The second argument is that, if you let the program continue to run in a situation where you already know something has gone wrong due to a bug (so your mental model of what the program is supposed to do is no longer fully accurate), then you’re risking that the broken invariants will spread more in the system state and create a more severe problem. But this creates to a vicious cycle! As long as we teach people that “fail fast” is the only reasonable thing to do upon encountering an inconsistency, we dissuade them from thinking about how the program might maintain some function in the face of these inconsistencies. We teach them that the only place to put fault isolation is at the boundary where one “process” recovers from an arbitrary crash in another.

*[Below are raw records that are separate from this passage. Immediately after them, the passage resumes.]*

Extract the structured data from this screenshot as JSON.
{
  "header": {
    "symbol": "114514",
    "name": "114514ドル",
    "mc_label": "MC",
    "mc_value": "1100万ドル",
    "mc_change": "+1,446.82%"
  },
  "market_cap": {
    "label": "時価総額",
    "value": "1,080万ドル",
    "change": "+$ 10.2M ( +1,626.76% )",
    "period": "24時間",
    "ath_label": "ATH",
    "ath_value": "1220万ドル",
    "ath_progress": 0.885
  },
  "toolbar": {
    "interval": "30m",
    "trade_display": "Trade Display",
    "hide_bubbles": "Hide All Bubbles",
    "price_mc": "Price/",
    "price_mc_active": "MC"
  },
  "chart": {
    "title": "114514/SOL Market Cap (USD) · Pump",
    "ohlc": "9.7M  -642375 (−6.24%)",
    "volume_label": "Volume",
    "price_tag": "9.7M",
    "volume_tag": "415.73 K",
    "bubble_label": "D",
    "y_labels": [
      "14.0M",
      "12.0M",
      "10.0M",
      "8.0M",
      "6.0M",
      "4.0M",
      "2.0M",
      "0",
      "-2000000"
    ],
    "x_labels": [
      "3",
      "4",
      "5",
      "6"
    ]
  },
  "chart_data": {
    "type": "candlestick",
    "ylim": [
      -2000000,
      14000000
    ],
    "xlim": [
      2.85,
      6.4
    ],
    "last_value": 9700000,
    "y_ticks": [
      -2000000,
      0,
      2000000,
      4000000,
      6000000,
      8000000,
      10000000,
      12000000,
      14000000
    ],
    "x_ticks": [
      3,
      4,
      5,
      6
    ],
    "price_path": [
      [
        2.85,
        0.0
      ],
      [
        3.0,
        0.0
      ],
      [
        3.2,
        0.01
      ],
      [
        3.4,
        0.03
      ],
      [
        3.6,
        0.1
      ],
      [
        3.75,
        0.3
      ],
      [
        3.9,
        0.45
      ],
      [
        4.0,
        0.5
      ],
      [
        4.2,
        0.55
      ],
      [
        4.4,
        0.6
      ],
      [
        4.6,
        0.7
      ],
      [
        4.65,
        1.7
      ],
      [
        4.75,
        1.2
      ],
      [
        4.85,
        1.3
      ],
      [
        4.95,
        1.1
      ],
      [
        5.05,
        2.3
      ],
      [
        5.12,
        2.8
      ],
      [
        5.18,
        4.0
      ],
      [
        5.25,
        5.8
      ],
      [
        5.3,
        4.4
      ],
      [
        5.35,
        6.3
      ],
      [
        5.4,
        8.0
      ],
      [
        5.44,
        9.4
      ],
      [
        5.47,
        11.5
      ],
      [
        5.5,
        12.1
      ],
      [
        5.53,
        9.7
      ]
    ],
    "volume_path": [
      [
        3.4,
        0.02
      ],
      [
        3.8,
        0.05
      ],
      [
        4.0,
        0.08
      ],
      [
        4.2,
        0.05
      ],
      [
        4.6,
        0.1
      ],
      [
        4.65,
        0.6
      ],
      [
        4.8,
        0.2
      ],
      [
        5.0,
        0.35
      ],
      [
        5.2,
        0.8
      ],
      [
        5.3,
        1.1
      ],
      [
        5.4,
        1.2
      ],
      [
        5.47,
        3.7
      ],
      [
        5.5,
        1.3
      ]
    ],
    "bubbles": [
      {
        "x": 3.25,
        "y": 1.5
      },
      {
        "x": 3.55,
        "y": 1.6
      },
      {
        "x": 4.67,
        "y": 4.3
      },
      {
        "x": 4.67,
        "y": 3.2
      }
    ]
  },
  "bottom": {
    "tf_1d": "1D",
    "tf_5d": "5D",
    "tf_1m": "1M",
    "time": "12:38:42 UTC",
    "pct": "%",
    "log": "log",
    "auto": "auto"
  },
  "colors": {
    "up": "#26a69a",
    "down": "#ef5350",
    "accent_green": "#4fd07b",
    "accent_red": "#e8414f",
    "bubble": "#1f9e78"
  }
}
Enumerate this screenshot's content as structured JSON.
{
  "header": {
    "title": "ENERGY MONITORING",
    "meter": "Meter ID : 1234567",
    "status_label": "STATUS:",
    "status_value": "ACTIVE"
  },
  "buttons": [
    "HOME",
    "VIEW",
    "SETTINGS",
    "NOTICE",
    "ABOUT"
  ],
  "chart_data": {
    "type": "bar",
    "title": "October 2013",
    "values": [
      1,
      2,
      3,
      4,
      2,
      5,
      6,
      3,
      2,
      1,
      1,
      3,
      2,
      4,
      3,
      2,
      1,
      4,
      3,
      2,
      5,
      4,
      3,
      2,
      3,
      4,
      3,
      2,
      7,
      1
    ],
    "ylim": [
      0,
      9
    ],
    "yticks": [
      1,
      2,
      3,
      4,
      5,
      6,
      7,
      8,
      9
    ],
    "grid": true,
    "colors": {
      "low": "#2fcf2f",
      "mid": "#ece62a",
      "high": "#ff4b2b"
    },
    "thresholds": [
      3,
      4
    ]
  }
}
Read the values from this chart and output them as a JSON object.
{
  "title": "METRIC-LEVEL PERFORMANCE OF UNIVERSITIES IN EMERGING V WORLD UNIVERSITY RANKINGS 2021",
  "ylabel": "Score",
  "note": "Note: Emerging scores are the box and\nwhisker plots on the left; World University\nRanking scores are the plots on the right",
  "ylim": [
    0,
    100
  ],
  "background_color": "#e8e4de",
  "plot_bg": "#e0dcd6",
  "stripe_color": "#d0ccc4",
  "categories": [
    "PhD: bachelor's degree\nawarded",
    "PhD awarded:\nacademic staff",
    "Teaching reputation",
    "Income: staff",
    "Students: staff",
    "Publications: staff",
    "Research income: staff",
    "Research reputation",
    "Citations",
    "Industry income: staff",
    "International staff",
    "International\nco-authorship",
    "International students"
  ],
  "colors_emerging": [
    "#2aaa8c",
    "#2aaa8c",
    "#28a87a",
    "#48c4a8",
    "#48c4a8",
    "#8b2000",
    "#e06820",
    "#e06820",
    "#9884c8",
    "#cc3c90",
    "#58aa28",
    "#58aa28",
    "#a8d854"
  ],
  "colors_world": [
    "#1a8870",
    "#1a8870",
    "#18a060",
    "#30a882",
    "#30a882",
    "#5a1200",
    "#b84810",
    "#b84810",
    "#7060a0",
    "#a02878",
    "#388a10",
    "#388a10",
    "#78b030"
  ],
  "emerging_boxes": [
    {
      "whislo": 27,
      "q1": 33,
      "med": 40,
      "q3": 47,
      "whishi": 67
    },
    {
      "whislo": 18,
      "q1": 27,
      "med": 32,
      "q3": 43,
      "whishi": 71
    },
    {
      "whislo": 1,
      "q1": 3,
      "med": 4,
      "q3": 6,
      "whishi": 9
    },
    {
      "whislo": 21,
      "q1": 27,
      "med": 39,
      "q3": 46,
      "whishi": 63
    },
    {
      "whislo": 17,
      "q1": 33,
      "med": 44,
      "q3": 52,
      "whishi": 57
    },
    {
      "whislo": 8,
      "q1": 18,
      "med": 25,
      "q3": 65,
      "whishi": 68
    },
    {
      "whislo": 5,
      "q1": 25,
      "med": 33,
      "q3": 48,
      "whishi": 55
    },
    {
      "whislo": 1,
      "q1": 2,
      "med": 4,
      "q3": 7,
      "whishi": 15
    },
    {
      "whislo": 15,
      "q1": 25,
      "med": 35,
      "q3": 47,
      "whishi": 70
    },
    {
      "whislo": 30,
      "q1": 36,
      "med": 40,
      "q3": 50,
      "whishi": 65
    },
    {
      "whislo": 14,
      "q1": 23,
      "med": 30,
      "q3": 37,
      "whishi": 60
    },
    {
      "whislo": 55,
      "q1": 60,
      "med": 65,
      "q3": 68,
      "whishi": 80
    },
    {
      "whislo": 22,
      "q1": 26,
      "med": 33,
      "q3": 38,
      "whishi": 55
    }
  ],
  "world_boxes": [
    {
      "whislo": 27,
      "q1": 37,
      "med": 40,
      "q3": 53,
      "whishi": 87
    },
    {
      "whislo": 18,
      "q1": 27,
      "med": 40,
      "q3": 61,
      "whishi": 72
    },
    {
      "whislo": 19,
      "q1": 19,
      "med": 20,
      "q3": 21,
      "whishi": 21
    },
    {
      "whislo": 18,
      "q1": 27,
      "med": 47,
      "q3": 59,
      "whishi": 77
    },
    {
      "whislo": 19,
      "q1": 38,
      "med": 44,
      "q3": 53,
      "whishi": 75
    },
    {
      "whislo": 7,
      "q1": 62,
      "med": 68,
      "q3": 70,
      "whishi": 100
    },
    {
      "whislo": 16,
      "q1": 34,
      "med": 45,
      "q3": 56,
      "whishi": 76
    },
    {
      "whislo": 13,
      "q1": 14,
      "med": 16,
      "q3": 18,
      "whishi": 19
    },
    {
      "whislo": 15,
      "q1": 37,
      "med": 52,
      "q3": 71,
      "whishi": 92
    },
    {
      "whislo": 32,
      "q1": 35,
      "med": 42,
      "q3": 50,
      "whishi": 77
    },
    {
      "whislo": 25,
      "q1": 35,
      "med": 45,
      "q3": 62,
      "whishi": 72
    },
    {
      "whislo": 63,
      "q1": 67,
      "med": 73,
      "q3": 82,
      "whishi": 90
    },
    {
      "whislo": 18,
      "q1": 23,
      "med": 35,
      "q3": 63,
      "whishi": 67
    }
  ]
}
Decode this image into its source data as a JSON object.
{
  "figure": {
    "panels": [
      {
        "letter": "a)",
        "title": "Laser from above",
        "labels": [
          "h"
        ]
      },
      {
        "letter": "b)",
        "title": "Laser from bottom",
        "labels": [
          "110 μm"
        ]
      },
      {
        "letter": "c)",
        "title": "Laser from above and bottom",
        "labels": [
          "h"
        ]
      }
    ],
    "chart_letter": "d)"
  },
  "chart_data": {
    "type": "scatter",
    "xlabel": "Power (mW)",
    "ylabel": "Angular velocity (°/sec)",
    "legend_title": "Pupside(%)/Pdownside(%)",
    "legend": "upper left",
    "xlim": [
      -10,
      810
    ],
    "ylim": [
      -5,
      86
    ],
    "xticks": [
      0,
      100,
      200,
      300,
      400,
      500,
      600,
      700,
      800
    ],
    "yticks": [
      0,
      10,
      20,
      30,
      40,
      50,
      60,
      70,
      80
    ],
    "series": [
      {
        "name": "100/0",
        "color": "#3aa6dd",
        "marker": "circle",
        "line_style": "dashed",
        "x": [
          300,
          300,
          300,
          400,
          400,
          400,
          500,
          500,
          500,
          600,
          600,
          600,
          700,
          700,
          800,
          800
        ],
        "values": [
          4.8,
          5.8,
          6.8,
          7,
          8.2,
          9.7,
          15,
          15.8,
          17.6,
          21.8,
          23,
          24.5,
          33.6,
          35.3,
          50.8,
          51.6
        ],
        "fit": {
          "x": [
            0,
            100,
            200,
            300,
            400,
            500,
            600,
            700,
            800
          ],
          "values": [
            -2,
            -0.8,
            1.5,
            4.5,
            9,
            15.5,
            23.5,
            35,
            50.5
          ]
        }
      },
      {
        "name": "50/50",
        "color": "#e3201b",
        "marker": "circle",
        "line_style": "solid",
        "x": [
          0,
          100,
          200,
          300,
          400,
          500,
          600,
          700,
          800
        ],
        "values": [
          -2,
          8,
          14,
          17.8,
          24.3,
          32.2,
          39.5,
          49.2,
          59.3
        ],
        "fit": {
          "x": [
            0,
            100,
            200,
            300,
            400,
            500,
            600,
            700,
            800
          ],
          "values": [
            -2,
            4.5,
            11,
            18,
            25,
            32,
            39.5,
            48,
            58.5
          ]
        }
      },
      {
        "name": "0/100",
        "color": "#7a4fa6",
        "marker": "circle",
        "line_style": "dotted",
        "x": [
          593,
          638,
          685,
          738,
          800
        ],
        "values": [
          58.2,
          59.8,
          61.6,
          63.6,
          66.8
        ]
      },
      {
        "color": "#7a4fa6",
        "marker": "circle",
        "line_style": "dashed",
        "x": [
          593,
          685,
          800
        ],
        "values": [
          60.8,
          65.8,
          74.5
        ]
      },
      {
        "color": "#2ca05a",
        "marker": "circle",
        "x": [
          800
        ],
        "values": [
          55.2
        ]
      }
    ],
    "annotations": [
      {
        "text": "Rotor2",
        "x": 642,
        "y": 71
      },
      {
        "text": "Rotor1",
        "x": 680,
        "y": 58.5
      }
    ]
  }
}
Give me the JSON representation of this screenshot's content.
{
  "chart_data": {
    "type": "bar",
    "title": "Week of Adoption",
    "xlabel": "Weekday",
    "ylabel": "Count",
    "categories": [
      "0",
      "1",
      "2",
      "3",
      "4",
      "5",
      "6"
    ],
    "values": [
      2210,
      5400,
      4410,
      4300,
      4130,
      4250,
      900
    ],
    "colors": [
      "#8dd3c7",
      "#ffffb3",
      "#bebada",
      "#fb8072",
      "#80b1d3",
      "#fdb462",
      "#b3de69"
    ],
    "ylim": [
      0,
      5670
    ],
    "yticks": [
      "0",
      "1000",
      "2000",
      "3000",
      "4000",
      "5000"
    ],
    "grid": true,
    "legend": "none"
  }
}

There’s now Rust code in the Linux kernel, which has required Rust to adapt to some of the local conventions. In normal Rust, certain errors, like out-of-bounds indexing, normally cause a panic which doesn’t return. But Linux needs to keep going when it hits an error like this, at least long enough that the error has a chance of being logged somewhere. So the right thing to use is usually something like the WARN_ON_ONCE(...) macro, which reports an error but doesn’t immediately stop execution. In other words, it doesn’t fail fast, instead trusting that some kind of imperfect fault isolation will limit the scope of the problem even though it doesn’t have any strict guarantees about it. This means, if my understanding is correct, that Rust code in the kernel is sometimes expected to keep running even when doing so would be undefined behavior. A lot of Rust people were not satisfied by this. But given that this pattern is widespread in Linux C code, it seems to be a concession they were willing to make in the name of getting Rust into the kernel for the sake of its other potential safety benefits.

What does imperfect fault isolation in software actually look like?

I don’t have a whole lot of useful thoughts about this. It’s not what I originally planned this post to be about. But I will say this much: if a program’s state can be divided into different subsystems, it can get fault isolation between these subsystems insofar as it avoids having code in one subsystem depend on invariants of data belonging to another. I have a potential hot take, which is that advice like “parse, don’t validate” and “use the type system to enforce invariants” is advising the opposite: introduce more coupling between the invariants or correctness of different parts of the program. This kind of design even gets labeled as “elegant”.